“Sembunyikanlah aku terhadap persepakatan orang jahat, terhadap kerusuhan orang-orang yang melakukan kejahatan, yang menajamkan lidahnya seperti pedang, yang membidikkan kata yang pahit seperti panah,” Mazmur 64:3-4
Di tengah-tengah kesesakan, Daud lagi-lagi menyanyikan sebuah syair. Syair di atas berisi tentang keresahan hati Daud di tengah gempuran orang fasik yang senantiasa bermain lidah dan menyakiti hatinya.

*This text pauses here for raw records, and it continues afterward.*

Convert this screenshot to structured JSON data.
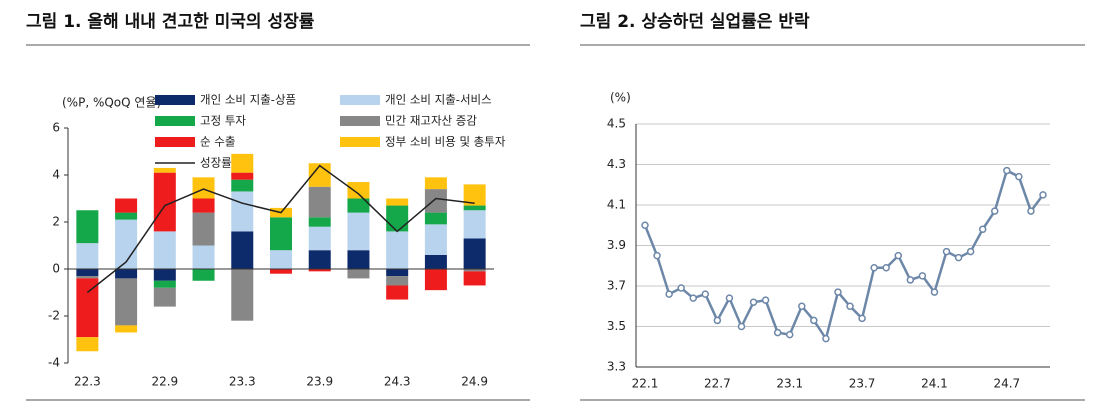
{
  "chart_data": [
    {
      "type": "stacked_bar",
      "title": "그림 1. 올해 내내 견고한 미국의 성장률",
      "y_label": "(%P, %QoQ 연율)",
      "categories": [
        "22.3",
        null,
        "22.9",
        null,
        "23.3",
        null,
        "23.9",
        null,
        "24.3",
        null,
        "24.9"
      ],
      "ylim": [
        -4,
        6
      ],
      "yticks": [
        -4,
        -2,
        0,
        2,
        4,
        6
      ],
      "series": [
        {
          "name": "개인 소비 지출-상품",
          "color": "#0d2a6b",
          "values": [
            -0.3,
            -0.4,
            -0.5,
            0,
            1.6,
            0,
            0.8,
            0.8,
            -0.3,
            0.6,
            1.3
          ]
        },
        {
          "name": "개인 소비 지출-서비스",
          "color": "#b7d3ee",
          "values": [
            1.1,
            2.1,
            1.6,
            1.0,
            1.7,
            0.8,
            1.0,
            1.6,
            1.6,
            1.3,
            1.2
          ]
        },
        {
          "name": "고정 투자",
          "color": "#14a84a",
          "values": [
            1.4,
            0.3,
            -0.3,
            -0.5,
            0.5,
            1.4,
            0.4,
            0.6,
            1.1,
            0.5,
            0.2
          ]
        },
        {
          "name": "민간 재고자산 증감",
          "color": "#878787",
          "values": [
            -0.1,
            -2.0,
            -0.8,
            1.4,
            -2.2,
            0,
            1.3,
            -0.4,
            -0.4,
            1.0,
            -0.1
          ]
        },
        {
          "name": "순 수출",
          "color": "#ee1c1c",
          "values": [
            -2.5,
            0.6,
            2.5,
            0.6,
            0.3,
            -0.2,
            -0.1,
            0,
            -0.6,
            -0.9,
            -0.6
          ]
        },
        {
          "name": "정부 소비 비용 및 총투자",
          "color": "#ffc20e",
          "values": [
            -0.6,
            -0.3,
            0.2,
            0.9,
            0.8,
            0.4,
            1.0,
            0.7,
            0.3,
            0.5,
            0.9
          ]
        },
        {
          "name": "성장률",
          "color": "#222222",
          "type": "line",
          "values": [
            -1.0,
            0.3,
            2.7,
            3.4,
            2.8,
            2.4,
            4.4,
            3.2,
            1.6,
            3.0,
            2.8
          ]
        }
      ]
    },
    {
      "type": "line",
      "title": "그림 2. 상승하던 실업률은 반락",
      "y_label": "(%)",
      "categories": [
        "22.1",
        null,
        null,
        null,
        null,
        null,
        "22.7",
        null,
        null,
        null,
        null,
        null,
        "23.1",
        null,
        null,
        null,
        null,
        null,
        "23.7",
        null,
        null,
        null,
        null,
        null,
        "24.1",
        null,
        null,
        null,
        null,
        null,
        "24.7",
        null,
        null,
        null
      ],
      "ylim": [
        3.3,
        4.5
      ],
      "yticks": [
        3.3,
        3.5,
        3.7,
        3.9,
        4.1,
        4.3,
        4.5
      ],
      "grid": true,
      "series": [
        {
          "name": "실업률",
          "color": "#6d87a8",
          "values": [
            4.0,
            3.85,
            3.66,
            3.69,
            3.64,
            3.66,
            3.53,
            3.64,
            3.5,
            3.62,
            3.63,
            3.47,
            3.46,
            3.6,
            3.53,
            3.44,
            3.67,
            3.6,
            3.54,
            3.79,
            3.79,
            3.85,
            3.73,
            3.75,
            3.67,
            3.87,
            3.84,
            3.87,
            3.98,
            4.07,
            4.27,
            4.24,
            4.07,
            4.15
          ]
        }
      ]
    }
  ]
}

Sering kali kata-kata yang kedengaran baik ternyata mengandung racun yang mematikan. Amnon yang jatuh cinta pada Tamar, adik Absalom, berpura-pura sakit keras. Dengan menggunakan kata-kata yang bagus dia mendatangkan Tamar tetapi kemudian memerkosanya….Absalom kemudian membalas dengan kata-kata baik pula mengundang saudara-saudaranya di perayaan pengguntingan bulu domba untuk memancing kedatangan Amnon dengan tujuan membunuhnya. Bahkan Absalom kemudian menghasut rakyat selama bertahun-tahun dengan kata-kata manis untuk memengaruhi mereka dan menggoyahkan kerajaan Daud. Namun Daud tidak melawan walau sebenarnya dia sebagai raja memiliki lidah yang lebih berkuasa. Untuk menghindari adanya pertumpahan darah dia melarikan diri.
Daud berserah kepada Tuhan. Dia tahu bersilat lidah tidak akan membawa hasil baik seperti kata surat Yakobus bahwa lidah adalah sesuatu yang buas, yang tak terkuasai dan penuh racun yang mematikan.” (Yak. 3:8) Meskipun ia mempunyai wewenang untuk melawan, ia tidak mengecam lawannya. Ia hati-hati tidak menggunakan lidahnya untuk mengutuk tetapi untuk memuji Allah saja. Saat berkeluh kesah kepada Allah, dia menyerahkan semuanya kepada pembalasan Allah. “Ia membuat mereka tergelincir karena lidah mereka; setiap orang yang melihat mereka menggeleng kepala.” (Mzm. 64:8)
Saat menghadapi lidah dan perkataan seseorang yang menyakitkan, apa respons kita? Apakah kita akan membalasnya atau seperti Daud yang dengan segala kerendahan hati memasrahkan pergumulannya kepada Tuhan? Mari berserah! (Red.)